尿路感染症とは
尿の通り道(腎盂、尿管、膀胱、前立腺、尿道など)で細菌感染が起こることがあります。
尿路感染症には主には大きく2つの症状があります。
膀胱炎
尿を溜める膀胱で炎症が起きている状態です。
細菌が尿道から膀胱ヘと逆流して発症することが多いですが、原因の大半は大腸菌です。
女性は男性に比べ尿道が短く、外尿道口が膣や肛門に近いため、膀胱炎は女性によく起こりやすい疾患となっています。
主な症状は、頻尿、排尿時痛、尿の混濁、残尿感です。
さらに症状が悪化すると痛みが強くなる、血尿がみられる(出血性膀胱炎)こともあります。
膀胱炎で発熱することは通常ありません。
治療にはニューキノロン系やセフェム系の抗菌薬がよく用いられます。
通常は数日で軽快することが多いですが、処方された薬剤は指示通りきちんと飲み切ることが大切です。
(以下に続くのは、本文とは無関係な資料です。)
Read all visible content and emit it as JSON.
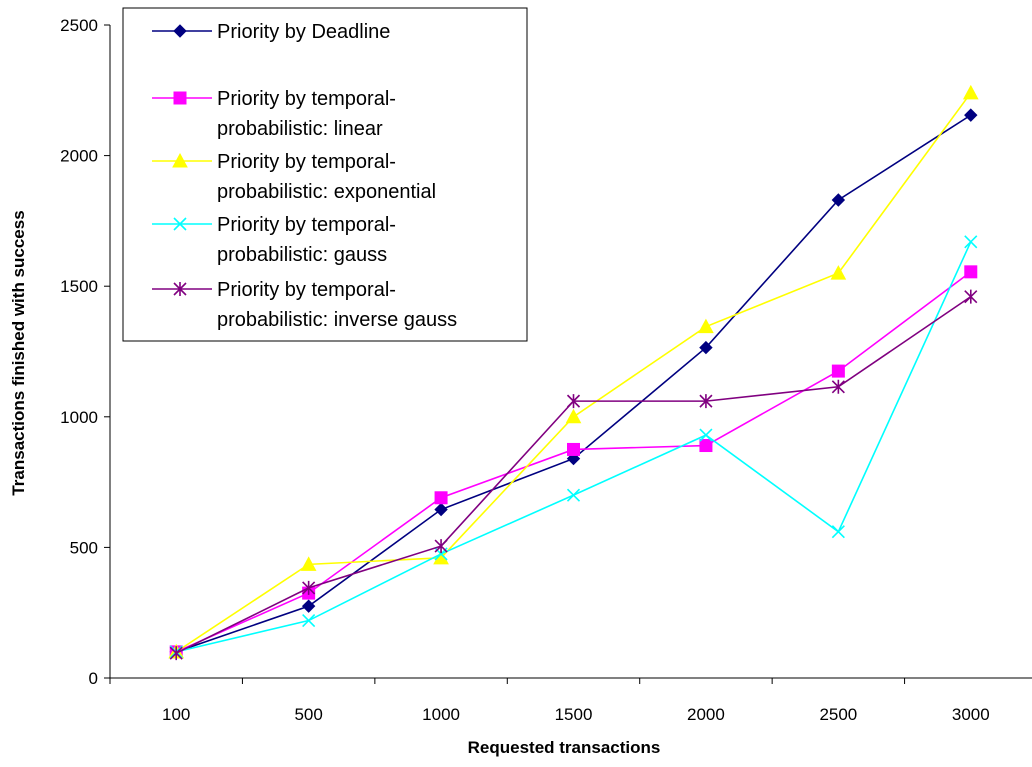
{
  "chart_data": {
    "type": "line",
    "title": "",
    "xlabel": "Requested transactions",
    "ylabel": "Transactions finished with success",
    "categories": [
      "100",
      "500",
      "1000",
      "1500",
      "2000",
      "2500",
      "3000"
    ],
    "ylim": [
      0,
      2500
    ],
    "yticks": [
      0,
      500,
      1000,
      1500,
      2000,
      2500
    ],
    "ytick_labels": [
      "0",
      "500",
      "1000",
      "1500",
      "2000",
      "2500"
    ],
    "grid": false,
    "legend_position": "top-left",
    "series": [
      {
        "name_lines": [
          "Priority by Deadline"
        ],
        "color": "#000080",
        "marker": "diamond",
        "values": [
          100,
          275,
          645,
          840,
          1265,
          1830,
          2155
        ]
      },
      {
        "name_lines": [
          "Priority by temporal-",
          "probabilistic: linear"
        ],
        "color": "#FF00FF",
        "marker": "square",
        "values": [
          100,
          325,
          690,
          875,
          890,
          1175,
          1555
        ]
      },
      {
        "name_lines": [
          "Priority by temporal-",
          "probabilistic: exponential"
        ],
        "color": "#FFFF00",
        "marker": "triangle",
        "values": [
          100,
          435,
          460,
          1000,
          1345,
          1550,
          2240
        ]
      },
      {
        "name_lines": [
          "Priority by temporal-",
          "probabilistic: gauss"
        ],
        "color": "#00FFFF",
        "marker": "x",
        "values": [
          100,
          220,
          475,
          700,
          930,
          560,
          1670
        ]
      },
      {
        "name_lines": [
          "Priority by temporal-",
          "probabilistic: inverse gauss"
        ],
        "color": "#800080",
        "marker": "star",
        "values": [
          95,
          345,
          505,
          1060,
          1060,
          1115,
          1460
        ]
      }
    ]
  }
}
症状が軽い場合は水分を多く摂取し汚れた尿を洗い流すだけで改善することもあります。
尿を溜めすぎると炎症が起こりやすくなるため、適度な排尿も大事です。
また、再発を繰り返す場合はがんや結石など他の疾患が隠れていることもあるので、注意が必要です。
腎盂腎炎
腎盂は腎臓から出た尿を集める部位で、この部分に炎症が起きた状態です。
尿道や膀胱から細菌が逆行性に腎盂まで到達し増殖することで起こります。
一般的には38℃以上の発熱、腰の痛み、寒気、だるさなどの症状がみられます。
尿の流れを悪くする状態(前立腺肥大や尿路結石、妊娠など)、免疫力を低下させる状態(糖尿病、ステロイド使用者、抗がん剤治療を受けている方など)で腎盂腎炎が発症しやすくなります。
1~2週間程度の抗菌薬治療が必要な場合が多く、尿路結石や糖尿病があると重症化しやすいのも特徴です。
症状に気づいたら早めに治療を行う必要があります。